Our History

Awbury was originally the summer home of the Cope family. Henry Cope, a Quaker shipping merchant, purchased Awbury in 1852 and named the estate after the village, Avebury, England, from which his family originally emigrated. Awbury soon became a year-round home for members of the extended Cope family. Various Victorian and Colonial Revival houses were built between 1860 and the 1920’s, forming a unique cultural landscape. Except for the Francis Cope House (1860), the Arboretum headquarters, all of these are privately owned.

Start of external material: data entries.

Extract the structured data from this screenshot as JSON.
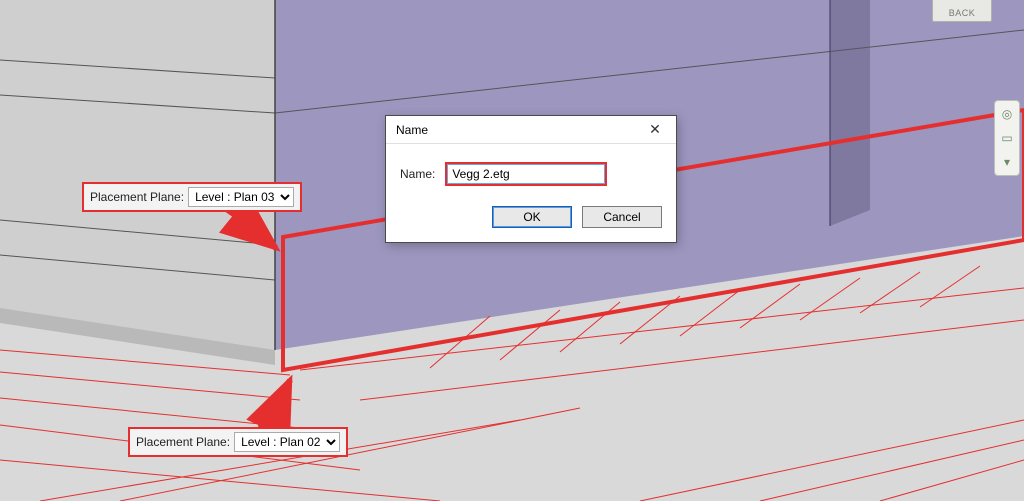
{
  "callouts": {
    "top": {
      "label": "Placement Plane:",
      "value": "Level : Plan 03"
    },
    "bottom": {
      "label": "Placement Plane:",
      "value": "Level : Plan 02"
    }
  },
  "dialog": {
    "title": "Name",
    "field_label": "Name:",
    "field_value": "Vegg 2.etg",
    "ok": "OK",
    "cancel": "Cancel"
  },
  "nav": {
    "back_label": "BACK"
  }
}
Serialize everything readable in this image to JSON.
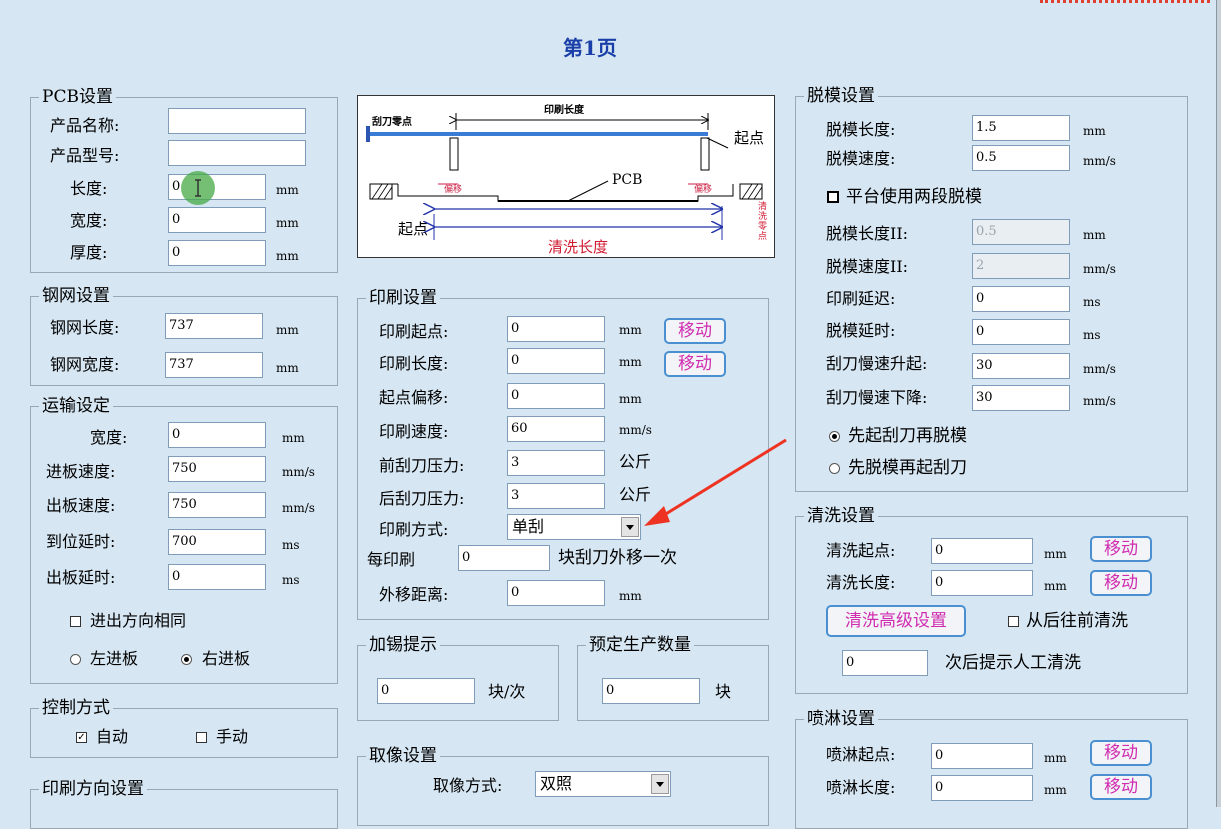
{
  "page_title": "第1页",
  "pcb": {
    "title": "PCB设置",
    "name_label": "产品名称:",
    "name_value": "",
    "model_label": "产品型号:",
    "model_value": "",
    "length_label": "长度:",
    "length_value": "0",
    "length_unit": "mm",
    "width_label": "宽度:",
    "width_value": "0",
    "width_unit": "mm",
    "thickness_label": "厚度:",
    "thickness_value": "0",
    "thickness_unit": "mm"
  },
  "stencil": {
    "title": "钢网设置",
    "length_label": "钢网长度:",
    "length_value": "737",
    "length_unit": "mm",
    "width_label": "钢网宽度:",
    "width_value": "737",
    "width_unit": "mm"
  },
  "transport": {
    "title": "运输设定",
    "width_label": "宽度:",
    "width_value": "0",
    "width_unit": "mm",
    "in_speed_label": "进板速度:",
    "in_speed_value": "750",
    "in_speed_unit": "mm/s",
    "out_speed_label": "出板速度:",
    "out_speed_value": "750",
    "out_speed_unit": "mm/s",
    "arrive_delay_label": "到位延时:",
    "arrive_delay_value": "700",
    "arrive_delay_unit": "ms",
    "out_delay_label": "出板延时:",
    "out_delay_value": "0",
    "out_delay_unit": "ms",
    "same_direction_label": "进出方向相同",
    "left_in_label": "左进板",
    "right_in_label": "右进板"
  },
  "control": {
    "title": "控制方式",
    "auto_label": "自动",
    "manual_label": "手动"
  },
  "print_direction": {
    "title": "印刷方向设置"
  },
  "diagram": {
    "print_length": "印刷长度",
    "squeegee_zero": "刮刀零点",
    "start_point_top": "起点",
    "offset_left": "偏移",
    "offset_right": "偏移",
    "pcb": "PCB",
    "start_point_bottom": "起点",
    "clean_length": "清洗长度",
    "clean_zero": "清洗零点"
  },
  "print": {
    "title": "印刷设置",
    "start_label": "印刷起点:",
    "start_value": "0",
    "start_unit": "mm",
    "start_move": "移动",
    "length_label": "印刷长度:",
    "length_value": "0",
    "length_unit": "mm",
    "length_move": "移动",
    "offset_label": "起点偏移:",
    "offset_value": "0",
    "offset_unit": "mm",
    "speed_label": "印刷速度:",
    "speed_value": "60",
    "speed_unit": "mm/s",
    "front_pressure_label": "前刮刀压力:",
    "front_pressure_value": "3",
    "front_pressure_unit": "公斤",
    "rear_pressure_label": "后刮刀压力:",
    "rear_pressure_value": "3",
    "rear_pressure_unit": "公斤",
    "mode_label": "印刷方式:",
    "mode_value": "单刮",
    "every_label": "每印刷",
    "every_value": "0",
    "every_suffix": "块刮刀外移一次",
    "shift_label": "外移距离:",
    "shift_value": "0",
    "shift_unit": "mm"
  },
  "solder": {
    "title": "加锡提示",
    "value": "0",
    "unit": "块/次"
  },
  "production": {
    "title": "预定生产数量",
    "value": "0",
    "unit": "块"
  },
  "camera": {
    "title": "取像设置",
    "mode_label": "取像方式:",
    "mode_value": "双照"
  },
  "demold": {
    "title": "脱模设置",
    "length_label": "脱模长度:",
    "length_value": "1.5",
    "length_unit": "mm",
    "speed_label": "脱模速度:",
    "speed_value": "0.5",
    "speed_unit": "mm/s",
    "two_stage_label": "平台使用两段脱模",
    "length2_label": "脱模长度II:",
    "length2_value": "0.5",
    "length2_unit": "mm",
    "speed2_label": "脱模速度II:",
    "speed2_value": "2",
    "speed2_unit": "mm/s",
    "print_delay_label": "印刷延迟:",
    "print_delay_value": "0",
    "print_delay_unit": "ms",
    "demold_delay_label": "脱模延时:",
    "demold_delay_value": "0",
    "demold_delay_unit": "ms",
    "slow_up_label": "刮刀慢速升起:",
    "slow_up_value": "30",
    "slow_up_unit": "mm/s",
    "slow_down_label": "刮刀慢速下降:",
    "slow_down_value": "30",
    "slow_down_unit": "mm/s",
    "option_first_label": "先起刮刀再脱模",
    "option_second_label": "先脱模再起刮刀"
  },
  "clean": {
    "title": "清洗设置",
    "start_label": "清洗起点:",
    "start_value": "0",
    "start_unit": "mm",
    "start_move": "移动",
    "length_label": "清洗长度:",
    "length_value": "0",
    "length_unit": "mm",
    "length_move": "移动",
    "advanced_label": "清洗高级设置",
    "back_to_front_label": "从后往前清洗",
    "prompt_value": "0",
    "prompt_suffix": "次后提示人工清洗"
  },
  "spray": {
    "title": "喷淋设置",
    "start_label": "喷淋起点:",
    "start_value": "0",
    "start_unit": "mm",
    "start_move": "移动",
    "length_label": "喷淋长度:",
    "length_value": "0",
    "length_unit": "mm",
    "length_move": "移动"
  },
  "colors": {
    "background": "#d6e6f2",
    "title": "#1a3fa8",
    "move_text": "#d02cb0",
    "arrow": "#ee3322"
  }
}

Awbury’s grounds were laid out in the 19th century in the English landscape garden tradition with the advice of the celebrated horticulturalist William Saunders, designer of the National Cemetery at the Gettysburg Battlefield and of the Capitol grounds in Washington, DC. Long vistas are framed by clusters of trees and shrubs which are interwoven with open space creating stunning visual
contrasts.

Concern for the preservation of this piece of open space led to the establishment of the Arboretum in 1916 by members of the Cope family, for use as an Arboretum for the “quiet enjoyment of nature” and for educational purposes. In 1985, the Awbury Arboretum Association was established as a not-for-profit corporation entrusted with promoting the well-being of the Arboretum for the benefit of the community. We continue to serve our community through a broad range of educational services.

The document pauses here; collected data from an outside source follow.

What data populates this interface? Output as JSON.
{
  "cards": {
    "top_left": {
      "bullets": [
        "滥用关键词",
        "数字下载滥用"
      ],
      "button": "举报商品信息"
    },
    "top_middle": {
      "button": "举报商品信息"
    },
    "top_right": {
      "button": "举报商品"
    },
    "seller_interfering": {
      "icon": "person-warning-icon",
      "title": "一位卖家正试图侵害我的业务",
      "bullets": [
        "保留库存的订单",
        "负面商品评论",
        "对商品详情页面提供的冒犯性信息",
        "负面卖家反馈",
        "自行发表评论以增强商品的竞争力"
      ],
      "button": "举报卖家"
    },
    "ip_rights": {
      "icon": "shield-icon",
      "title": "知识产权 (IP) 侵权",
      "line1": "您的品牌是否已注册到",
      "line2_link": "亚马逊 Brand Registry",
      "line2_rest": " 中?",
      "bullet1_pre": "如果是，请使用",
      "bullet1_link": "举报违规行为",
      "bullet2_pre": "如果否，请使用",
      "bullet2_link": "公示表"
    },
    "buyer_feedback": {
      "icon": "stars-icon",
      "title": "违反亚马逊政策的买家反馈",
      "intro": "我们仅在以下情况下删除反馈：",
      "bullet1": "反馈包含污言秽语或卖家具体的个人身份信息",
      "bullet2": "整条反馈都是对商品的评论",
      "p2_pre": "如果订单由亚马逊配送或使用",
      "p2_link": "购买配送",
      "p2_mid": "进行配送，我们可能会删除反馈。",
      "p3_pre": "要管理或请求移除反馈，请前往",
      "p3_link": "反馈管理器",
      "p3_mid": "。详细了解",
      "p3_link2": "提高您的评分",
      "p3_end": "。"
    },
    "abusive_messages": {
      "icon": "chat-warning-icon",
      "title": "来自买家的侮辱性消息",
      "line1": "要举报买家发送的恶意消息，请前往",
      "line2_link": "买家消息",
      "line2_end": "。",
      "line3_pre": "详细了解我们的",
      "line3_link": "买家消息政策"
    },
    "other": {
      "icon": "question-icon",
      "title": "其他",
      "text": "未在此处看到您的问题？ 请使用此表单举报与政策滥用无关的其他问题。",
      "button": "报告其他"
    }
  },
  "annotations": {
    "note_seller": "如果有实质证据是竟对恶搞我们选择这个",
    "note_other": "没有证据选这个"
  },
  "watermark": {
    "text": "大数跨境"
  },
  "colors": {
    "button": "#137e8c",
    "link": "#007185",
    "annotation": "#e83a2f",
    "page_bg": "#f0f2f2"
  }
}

Today Awbury Arboretum is an extraordinary 55 acres of green space in the historic Germantown section of Philadelphia, and is the largest remaining island of open space in this part of the city.

The Arboretum’s grounds include open meadows, ponds, woods, and lawns. Thousands of trees, many of them more than a century old, give visitors a chance to become acquainted with over 200 species, including a champion size River Birch (Betula nigra). Wildlife includes a variety of birds, squirrels, chipmunks, frogs, opossums, and rabbits.